Struct pcre2::bytes::RegexBuilder

source ·

pub struct RegexBuilder { /* private fields */ }

Expand description

A builder for configuring the compilation of a PCRE2 regex.

Implementations§

source §

impl RegexBuilder

source

pub fn new() -> RegexBuilder

Create a new builder with a default configuration.

source

pub fn build(&self, pattern: &str) -> Result<Regex, Error>

Compile the given pattern into a PCRE regex using the current configuration.

If there was a problem compiling the pattern, then an error is returned.

source

pub fn caseless(&mut self, yes: bool) -> &mut RegexBuilder

Enables case insensitive matching.

If the utf option is also set, then Unicode case folding is used to determine case insensitivity. When the utf option is not set, then only standard ASCII case insensitivity is considered.

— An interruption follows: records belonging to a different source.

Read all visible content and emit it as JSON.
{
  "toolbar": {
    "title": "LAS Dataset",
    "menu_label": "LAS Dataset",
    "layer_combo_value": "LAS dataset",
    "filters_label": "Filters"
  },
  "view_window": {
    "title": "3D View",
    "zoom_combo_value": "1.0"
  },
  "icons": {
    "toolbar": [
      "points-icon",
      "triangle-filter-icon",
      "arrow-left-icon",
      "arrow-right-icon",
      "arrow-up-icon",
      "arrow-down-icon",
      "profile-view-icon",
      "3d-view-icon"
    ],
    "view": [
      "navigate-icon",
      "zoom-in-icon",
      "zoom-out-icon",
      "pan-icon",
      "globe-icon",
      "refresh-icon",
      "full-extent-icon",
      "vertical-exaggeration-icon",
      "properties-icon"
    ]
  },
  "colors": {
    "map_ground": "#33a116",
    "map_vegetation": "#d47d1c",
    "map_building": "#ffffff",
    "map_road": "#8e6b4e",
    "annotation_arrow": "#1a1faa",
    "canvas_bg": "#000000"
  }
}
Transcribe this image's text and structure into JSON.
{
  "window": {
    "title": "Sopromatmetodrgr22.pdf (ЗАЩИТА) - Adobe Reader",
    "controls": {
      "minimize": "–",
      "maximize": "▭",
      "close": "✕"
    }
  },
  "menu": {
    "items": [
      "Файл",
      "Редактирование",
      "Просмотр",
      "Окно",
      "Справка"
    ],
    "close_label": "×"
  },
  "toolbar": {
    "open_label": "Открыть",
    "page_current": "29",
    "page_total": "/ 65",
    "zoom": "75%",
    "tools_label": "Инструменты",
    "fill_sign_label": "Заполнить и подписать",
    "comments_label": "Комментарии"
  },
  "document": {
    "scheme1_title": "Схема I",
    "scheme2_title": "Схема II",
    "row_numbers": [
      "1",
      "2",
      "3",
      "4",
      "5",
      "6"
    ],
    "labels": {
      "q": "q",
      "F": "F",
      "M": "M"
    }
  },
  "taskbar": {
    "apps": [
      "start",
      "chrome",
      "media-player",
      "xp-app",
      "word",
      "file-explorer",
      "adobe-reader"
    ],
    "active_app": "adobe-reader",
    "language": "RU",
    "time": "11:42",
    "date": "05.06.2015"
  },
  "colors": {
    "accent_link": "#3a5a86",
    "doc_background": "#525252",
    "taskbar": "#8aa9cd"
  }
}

This option corresponds to the i flag.

source

pub fn dotall(&mut self, yes: bool) -> &mut RegexBuilder

Enables “dot all” matching.

When enabled, the . metacharacter in the pattern matches any character, include \n. When disabled (the default), . will match any character except for \n.

This option corresponds to the s flag.

source

pub fn extended(&mut self, yes: bool) -> &mut RegexBuilder

Enable “extended” mode in the pattern, where whitespace is ignored.

This option corresponds to the x flag.

source

pub fn multi_line(&mut self, yes: bool) -> &mut RegexBuilder

Enable multiline matching mode.

When enabled, the ^ and $ anchors will match both at the beginning and end of a subject string, in addition to matching at the start of a line and the end of a line. When disabled, the ^ and $ anchors will only match at the beginning and end of a subject string.

This option corresponds to the m flag.

source

pub fn crlf(&mut self, yes: bool) -> &mut RegexBuilder

Enable matching of CRLF as a line terminator.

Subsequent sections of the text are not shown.